BACKGROUND: Serine-Arginine (SR) proteins are a conserved family of proteins involved in RNA splicing and are reported to be over-expressed in multiple cancers. The aim of the study is evaluation of the expression of Serine arginine protein kinase 1 (SRPK1) and Minichromosome maintenance protein 2 (MCM2) in epithelial ovarian cancer (EOC) and their correlation with clinicopathological features, response to therapy, progression-free survival (PFS), and cancer-specific survival (CSS).

METHODS: This study was carried out on surgical specimens of 65 patients diagnosed with EOC which were submitted to immunohistochemical staining by SRPK1 and MCM2 antibodies.

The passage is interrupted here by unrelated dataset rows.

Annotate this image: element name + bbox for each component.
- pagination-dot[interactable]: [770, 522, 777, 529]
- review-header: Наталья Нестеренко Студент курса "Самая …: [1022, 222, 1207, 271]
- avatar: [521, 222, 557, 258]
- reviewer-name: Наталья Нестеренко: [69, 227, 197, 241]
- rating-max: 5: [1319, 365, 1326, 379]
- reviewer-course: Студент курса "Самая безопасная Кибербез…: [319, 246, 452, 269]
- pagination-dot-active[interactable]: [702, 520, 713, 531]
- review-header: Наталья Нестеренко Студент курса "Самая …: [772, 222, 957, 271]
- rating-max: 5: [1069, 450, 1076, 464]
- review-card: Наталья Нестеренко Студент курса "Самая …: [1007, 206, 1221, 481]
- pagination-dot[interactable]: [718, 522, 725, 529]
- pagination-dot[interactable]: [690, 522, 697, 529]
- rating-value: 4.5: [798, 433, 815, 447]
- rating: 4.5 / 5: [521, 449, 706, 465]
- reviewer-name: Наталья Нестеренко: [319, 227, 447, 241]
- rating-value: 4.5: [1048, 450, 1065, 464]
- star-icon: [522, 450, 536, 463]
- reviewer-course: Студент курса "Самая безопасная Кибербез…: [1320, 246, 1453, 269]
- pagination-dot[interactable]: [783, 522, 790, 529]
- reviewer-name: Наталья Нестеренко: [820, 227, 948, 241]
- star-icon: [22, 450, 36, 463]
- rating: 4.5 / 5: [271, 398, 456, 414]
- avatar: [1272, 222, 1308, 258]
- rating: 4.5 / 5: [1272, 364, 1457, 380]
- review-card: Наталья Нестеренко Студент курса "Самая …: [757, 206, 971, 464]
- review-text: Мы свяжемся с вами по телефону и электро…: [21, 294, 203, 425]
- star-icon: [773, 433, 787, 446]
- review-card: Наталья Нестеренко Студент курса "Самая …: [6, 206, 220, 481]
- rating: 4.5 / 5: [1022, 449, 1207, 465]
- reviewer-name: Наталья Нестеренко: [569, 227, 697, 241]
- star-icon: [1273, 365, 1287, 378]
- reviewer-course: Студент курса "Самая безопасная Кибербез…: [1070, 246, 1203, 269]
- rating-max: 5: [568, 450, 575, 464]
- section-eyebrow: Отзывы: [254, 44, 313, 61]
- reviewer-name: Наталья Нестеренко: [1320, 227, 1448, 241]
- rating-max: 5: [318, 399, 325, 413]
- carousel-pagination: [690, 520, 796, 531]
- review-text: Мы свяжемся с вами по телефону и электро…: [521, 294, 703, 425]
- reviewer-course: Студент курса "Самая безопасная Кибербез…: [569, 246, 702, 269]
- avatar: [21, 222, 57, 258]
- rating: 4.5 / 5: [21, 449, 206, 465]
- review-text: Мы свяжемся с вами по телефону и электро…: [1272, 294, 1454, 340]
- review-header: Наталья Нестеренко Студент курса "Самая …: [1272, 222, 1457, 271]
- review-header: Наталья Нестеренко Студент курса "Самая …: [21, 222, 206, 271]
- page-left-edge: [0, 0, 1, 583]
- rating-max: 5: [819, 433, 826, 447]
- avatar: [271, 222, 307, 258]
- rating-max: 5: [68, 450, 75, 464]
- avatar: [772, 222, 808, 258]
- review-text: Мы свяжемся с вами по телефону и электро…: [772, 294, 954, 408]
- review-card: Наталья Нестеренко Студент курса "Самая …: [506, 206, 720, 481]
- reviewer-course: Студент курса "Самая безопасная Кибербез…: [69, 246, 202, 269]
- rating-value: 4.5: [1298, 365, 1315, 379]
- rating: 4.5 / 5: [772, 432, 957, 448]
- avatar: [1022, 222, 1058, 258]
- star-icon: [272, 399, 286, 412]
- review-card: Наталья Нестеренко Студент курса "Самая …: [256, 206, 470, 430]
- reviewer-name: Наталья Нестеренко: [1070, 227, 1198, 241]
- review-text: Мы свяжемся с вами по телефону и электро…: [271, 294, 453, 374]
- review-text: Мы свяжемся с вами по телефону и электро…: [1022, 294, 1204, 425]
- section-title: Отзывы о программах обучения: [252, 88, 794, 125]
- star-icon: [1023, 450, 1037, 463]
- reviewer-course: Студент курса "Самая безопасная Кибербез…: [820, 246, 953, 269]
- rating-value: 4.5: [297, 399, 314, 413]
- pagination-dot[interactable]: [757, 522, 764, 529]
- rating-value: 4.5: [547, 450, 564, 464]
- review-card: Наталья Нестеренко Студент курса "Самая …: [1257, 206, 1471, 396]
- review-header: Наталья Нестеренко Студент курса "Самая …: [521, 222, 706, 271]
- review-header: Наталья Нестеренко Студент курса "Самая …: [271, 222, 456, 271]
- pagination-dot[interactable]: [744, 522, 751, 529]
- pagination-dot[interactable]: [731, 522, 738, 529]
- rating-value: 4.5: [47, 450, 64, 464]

RESULTS: About 89.2% of cases showed SRPK1 expression and its high expression was significantly associated with type II tumors and advanced stage. All cases showed nuclear immunoreaction for MCM2 with high expression in 49.2% of cases. There was a significant relationship between high values of SRPK1 H-score and percentage of MCM2. Postmenopause, type II pathology, advanced stage, absence of complete response to the treatment, resistance to platinum-based chemotherapy, and surgery done by a general surgeon were the factors affecting PFS. Response to treatment and platinum sensitivity were the most independent factors affecting patients' PFS. The factors associated with shorter CSS were suboptimal debulking, advanced stage, absence of complete response to the treatment, platinum resistance, and high SRPK1. High SRPK1 expression and platinum sensitivity were the independent factors affecting patients' CSS.

CONCLUSIONS: SRPK1 is an unfavorable biomarker in EOC patients because of its association with aggressive histologic type, advanced International Federation of Gynecology and Obstetrics (FIGO) stage, and worse survival. SRPK1 could promote the proliferation of EOC by up-regulation of MCM2.